The problem with us moderns is we have come to believe only the empirical is real. This is the underlying reason for groups like Answers in Genesis. They are so desperate to have their interpretation of the Bible validated by science that they will make up the science. You see this all the time with the popular “science-confirms-the-Bible-was-right-all-along” type articles. “Noah’s ark finally found on Mt. Ararat”, or “this archeological find confirms the Bible’s account”, or “some cosmological or astronomical phenomenon (like quantum physics) found to have been described in the Bible all along”. This mindset is also the reason for the enduring popularity of “God-of the-gaps” type arguments. If science can’t explain some phenomenon, then God must be directly responsible for it in a miraculous way. There is a strong and powerful emotional riptide pulling at Christians to empirically demonstrate God’s existence and the faith. I know I have felt the tug of this current at times.
The authors propose that the ancients simply did not think about events the same way we moderns do. They viewed reality as metaphysical (spiritual) and not just empirical. Consequently, the role of the eyewitness was not as highly valued. Seeing events through a lens that included the spiritual world, and not just the human world, meant that categories we might label mystical or mythical overlapped in indiscernible and inseparable ways with what we call the real world. Events in their view, therefore, consist of more than what we refer to as history.

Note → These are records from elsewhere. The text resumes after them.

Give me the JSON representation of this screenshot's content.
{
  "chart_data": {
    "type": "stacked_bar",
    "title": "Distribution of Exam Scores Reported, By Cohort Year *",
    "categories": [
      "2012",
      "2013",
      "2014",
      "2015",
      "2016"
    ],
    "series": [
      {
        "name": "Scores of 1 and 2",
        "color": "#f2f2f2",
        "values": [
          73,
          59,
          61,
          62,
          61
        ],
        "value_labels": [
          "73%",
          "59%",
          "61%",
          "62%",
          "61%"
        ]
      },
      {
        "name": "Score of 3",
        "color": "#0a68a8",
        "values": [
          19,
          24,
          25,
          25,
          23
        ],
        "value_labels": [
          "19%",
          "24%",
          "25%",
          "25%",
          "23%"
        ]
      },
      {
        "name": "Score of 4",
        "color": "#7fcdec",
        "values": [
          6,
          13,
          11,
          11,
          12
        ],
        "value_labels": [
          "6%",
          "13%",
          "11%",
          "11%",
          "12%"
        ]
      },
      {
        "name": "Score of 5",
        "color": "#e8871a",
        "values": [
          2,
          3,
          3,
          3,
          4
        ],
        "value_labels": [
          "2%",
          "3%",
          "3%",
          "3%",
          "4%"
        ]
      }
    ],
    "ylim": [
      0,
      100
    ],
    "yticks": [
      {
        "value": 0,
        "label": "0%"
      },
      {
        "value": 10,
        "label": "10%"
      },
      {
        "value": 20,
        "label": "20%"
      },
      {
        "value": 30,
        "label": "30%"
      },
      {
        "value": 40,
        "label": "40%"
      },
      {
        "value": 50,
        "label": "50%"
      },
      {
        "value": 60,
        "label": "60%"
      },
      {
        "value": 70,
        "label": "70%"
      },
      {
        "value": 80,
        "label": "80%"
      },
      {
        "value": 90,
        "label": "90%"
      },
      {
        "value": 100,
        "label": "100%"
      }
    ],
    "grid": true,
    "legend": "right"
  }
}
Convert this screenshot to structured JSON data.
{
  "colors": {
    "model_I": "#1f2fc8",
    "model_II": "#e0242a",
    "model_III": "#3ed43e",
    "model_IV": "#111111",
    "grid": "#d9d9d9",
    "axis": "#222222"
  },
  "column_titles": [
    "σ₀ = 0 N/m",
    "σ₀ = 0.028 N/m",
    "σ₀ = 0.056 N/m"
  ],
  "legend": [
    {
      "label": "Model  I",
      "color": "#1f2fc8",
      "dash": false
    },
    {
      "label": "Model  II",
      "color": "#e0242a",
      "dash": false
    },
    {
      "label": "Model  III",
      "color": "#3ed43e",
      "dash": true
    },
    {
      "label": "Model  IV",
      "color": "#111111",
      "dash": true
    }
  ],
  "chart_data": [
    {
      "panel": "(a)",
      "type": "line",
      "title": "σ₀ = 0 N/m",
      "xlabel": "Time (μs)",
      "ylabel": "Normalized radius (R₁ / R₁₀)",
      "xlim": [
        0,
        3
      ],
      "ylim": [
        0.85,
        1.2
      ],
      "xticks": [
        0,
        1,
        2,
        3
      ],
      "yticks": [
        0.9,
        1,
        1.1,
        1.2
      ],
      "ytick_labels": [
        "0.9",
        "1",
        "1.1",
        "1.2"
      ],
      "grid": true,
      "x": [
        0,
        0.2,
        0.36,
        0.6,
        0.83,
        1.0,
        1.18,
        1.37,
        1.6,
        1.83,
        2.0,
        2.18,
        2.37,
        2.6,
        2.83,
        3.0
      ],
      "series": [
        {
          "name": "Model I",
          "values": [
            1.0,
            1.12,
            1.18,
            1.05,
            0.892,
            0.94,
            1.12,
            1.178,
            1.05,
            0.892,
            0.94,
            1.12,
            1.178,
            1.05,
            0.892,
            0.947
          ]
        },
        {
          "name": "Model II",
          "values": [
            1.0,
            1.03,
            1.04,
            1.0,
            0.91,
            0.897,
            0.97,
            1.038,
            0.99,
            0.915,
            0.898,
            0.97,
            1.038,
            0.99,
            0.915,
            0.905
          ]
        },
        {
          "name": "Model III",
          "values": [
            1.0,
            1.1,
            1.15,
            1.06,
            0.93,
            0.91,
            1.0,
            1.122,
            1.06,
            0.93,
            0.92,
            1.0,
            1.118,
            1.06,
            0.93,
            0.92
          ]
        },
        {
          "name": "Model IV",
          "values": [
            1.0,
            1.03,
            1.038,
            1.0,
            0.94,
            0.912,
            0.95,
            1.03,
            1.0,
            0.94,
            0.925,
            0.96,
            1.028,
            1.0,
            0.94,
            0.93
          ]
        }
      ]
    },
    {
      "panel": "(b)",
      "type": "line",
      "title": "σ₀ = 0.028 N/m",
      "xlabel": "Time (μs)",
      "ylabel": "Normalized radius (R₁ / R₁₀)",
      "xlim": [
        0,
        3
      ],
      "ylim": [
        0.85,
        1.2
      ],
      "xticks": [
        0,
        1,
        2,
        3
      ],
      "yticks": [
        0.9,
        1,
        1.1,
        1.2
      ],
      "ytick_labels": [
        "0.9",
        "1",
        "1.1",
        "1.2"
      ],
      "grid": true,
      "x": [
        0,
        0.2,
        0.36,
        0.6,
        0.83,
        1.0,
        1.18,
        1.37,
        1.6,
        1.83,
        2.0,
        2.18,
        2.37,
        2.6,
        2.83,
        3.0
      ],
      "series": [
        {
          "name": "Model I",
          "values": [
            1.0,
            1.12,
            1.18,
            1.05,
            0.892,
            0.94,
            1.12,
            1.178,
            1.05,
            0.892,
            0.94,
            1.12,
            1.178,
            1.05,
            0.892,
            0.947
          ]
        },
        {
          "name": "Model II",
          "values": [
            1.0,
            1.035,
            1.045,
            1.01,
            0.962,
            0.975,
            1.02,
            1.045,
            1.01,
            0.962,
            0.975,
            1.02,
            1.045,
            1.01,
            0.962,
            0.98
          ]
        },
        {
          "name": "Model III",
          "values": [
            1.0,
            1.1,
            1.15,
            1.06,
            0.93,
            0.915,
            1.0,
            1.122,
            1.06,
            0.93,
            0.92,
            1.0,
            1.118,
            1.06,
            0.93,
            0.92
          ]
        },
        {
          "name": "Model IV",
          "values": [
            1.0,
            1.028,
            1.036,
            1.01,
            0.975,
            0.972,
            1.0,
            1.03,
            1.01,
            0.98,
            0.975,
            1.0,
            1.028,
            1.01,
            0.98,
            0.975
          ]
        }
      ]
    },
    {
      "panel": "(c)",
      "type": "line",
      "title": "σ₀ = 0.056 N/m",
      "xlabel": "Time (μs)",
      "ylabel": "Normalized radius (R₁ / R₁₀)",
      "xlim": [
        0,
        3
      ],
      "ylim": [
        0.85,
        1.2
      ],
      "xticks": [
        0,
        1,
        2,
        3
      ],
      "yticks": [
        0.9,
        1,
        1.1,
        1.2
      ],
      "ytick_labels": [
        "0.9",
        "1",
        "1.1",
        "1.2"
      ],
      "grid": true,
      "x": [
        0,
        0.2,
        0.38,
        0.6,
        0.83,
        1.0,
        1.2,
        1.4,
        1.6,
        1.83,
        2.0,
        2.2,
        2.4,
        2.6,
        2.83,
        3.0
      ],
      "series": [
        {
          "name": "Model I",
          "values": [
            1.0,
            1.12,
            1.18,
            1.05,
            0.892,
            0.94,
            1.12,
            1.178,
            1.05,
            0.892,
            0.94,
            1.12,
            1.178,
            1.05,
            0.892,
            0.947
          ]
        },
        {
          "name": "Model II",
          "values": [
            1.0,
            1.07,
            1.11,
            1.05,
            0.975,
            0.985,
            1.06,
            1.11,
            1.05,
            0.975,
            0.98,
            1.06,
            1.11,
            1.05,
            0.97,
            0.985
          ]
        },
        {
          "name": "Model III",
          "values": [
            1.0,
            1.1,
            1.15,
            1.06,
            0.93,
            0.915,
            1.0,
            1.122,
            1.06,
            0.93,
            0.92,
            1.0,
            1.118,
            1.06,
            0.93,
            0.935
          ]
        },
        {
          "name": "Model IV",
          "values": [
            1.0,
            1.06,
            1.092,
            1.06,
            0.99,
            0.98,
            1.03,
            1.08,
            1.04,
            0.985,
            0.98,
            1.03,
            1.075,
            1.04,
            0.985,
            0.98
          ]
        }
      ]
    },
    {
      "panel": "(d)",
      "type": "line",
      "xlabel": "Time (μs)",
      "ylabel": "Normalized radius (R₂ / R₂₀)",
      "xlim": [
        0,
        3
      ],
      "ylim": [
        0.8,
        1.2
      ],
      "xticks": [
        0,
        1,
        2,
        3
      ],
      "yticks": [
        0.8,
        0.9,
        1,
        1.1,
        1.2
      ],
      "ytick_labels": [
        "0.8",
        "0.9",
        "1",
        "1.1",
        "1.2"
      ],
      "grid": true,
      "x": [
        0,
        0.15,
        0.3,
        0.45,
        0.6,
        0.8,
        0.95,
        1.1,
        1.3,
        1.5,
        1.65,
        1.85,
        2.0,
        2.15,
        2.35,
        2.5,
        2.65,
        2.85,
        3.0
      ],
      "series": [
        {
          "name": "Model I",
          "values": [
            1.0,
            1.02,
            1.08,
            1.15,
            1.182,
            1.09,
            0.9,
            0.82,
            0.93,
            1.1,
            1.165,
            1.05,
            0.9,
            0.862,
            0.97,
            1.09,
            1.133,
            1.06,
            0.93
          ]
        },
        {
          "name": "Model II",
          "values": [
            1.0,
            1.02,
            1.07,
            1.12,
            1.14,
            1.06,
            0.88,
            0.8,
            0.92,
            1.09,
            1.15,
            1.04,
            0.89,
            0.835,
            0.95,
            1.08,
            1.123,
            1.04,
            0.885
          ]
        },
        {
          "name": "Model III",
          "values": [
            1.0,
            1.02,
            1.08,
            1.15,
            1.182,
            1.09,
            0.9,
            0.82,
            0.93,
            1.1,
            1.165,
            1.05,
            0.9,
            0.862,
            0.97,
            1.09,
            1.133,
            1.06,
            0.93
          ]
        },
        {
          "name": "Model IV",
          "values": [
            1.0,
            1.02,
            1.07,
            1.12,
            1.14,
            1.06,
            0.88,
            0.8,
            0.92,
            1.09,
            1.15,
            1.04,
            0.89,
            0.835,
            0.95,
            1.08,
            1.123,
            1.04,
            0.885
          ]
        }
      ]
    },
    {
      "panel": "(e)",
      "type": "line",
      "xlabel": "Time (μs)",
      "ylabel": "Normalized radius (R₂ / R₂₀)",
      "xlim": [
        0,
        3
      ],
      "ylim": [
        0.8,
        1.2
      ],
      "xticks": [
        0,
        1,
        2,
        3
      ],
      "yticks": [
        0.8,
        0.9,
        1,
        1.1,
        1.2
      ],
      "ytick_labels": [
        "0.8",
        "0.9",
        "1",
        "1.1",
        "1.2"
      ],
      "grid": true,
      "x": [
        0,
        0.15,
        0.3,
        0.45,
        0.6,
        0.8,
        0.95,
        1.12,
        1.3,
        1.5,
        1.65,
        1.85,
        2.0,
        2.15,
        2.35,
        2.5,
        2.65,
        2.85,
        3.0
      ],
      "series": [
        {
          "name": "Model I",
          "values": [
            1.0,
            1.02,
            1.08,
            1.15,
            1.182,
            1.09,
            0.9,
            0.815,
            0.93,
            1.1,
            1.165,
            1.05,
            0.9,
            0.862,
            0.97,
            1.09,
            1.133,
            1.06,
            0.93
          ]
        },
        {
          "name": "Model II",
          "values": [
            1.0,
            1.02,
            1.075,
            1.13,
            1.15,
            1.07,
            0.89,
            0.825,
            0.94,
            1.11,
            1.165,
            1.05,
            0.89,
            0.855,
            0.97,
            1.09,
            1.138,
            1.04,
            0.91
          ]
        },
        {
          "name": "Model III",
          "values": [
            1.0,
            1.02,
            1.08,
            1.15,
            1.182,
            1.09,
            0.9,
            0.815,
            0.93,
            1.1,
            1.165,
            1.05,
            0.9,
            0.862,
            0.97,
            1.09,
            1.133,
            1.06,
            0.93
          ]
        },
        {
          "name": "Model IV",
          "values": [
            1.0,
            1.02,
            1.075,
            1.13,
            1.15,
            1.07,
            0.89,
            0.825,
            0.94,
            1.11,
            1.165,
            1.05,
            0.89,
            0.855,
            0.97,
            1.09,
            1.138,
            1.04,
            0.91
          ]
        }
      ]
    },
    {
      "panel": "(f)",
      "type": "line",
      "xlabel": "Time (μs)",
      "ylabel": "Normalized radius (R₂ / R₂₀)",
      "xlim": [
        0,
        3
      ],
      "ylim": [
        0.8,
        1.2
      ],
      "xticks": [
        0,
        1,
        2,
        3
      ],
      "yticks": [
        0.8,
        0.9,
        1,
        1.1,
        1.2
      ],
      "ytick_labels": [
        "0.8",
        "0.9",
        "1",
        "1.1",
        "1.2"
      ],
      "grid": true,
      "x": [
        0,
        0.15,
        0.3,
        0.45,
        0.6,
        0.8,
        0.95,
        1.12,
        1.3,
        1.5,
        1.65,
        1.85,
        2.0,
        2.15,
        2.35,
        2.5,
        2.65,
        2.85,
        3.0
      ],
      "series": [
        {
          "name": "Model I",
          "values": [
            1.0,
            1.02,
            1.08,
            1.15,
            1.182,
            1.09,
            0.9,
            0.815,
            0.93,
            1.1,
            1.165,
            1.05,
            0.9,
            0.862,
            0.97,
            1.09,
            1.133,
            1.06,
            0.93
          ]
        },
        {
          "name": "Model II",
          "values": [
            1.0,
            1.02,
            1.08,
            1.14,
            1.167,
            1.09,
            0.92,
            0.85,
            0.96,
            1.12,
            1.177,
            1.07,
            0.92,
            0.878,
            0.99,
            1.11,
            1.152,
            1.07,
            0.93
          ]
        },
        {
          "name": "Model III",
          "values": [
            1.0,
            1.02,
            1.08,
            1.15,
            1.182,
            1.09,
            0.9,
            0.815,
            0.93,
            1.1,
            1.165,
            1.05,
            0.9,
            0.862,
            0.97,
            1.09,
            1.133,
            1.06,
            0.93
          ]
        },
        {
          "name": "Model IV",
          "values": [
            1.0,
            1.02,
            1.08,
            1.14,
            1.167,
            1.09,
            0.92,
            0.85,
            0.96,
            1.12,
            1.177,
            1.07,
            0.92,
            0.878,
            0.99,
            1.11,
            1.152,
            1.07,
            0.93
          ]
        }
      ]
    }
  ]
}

When talking about events—and more importantly, event reports—it will be helpful to imagine a spectrum or sliding scale between metaphysical and empirical. Event reports are on a sliding scale. In our modern cultural river, history is considered entirely empirical, and, in fact, only the empirical is considered to be real. However, in the ancient cultural river, the metaphysical aspects were considered just as important, and sometimes, even more important. Frequent commenter, Headless Unicorn Guy, often expresses this as the difference between Poem Truth and Math Truth. The authors assert that event reports from Genesis 1-11 fall closer to the metaphysical aspect than the empirical. They say the events reported in Genesis 1-11, while retaining some empirical aspects, fall further to the metaphysical side of the spectrum. The authors further assert that even the use of the spectrum for communicating these ideas is misleading because in the ancient world they would not have distinguished them as opposite poles. They would be fully integrated into one another. The spectrum way of representation is simply for purposes of explaining the issue to us moderns.
Consequently, even though Walton and Longman affirm the Bible authors envisioned these accounts as real events in the real past, they recognize the Bible authors viewed events and reality different from us moderns and therefore they provided testimony that is different from how we would do it today. Their testimony was predominantly interested in the metaphysical or spiritual aspect. The authors say this needs to be kept in mind as we decide what should be the most appropriate focus of our textual analysis.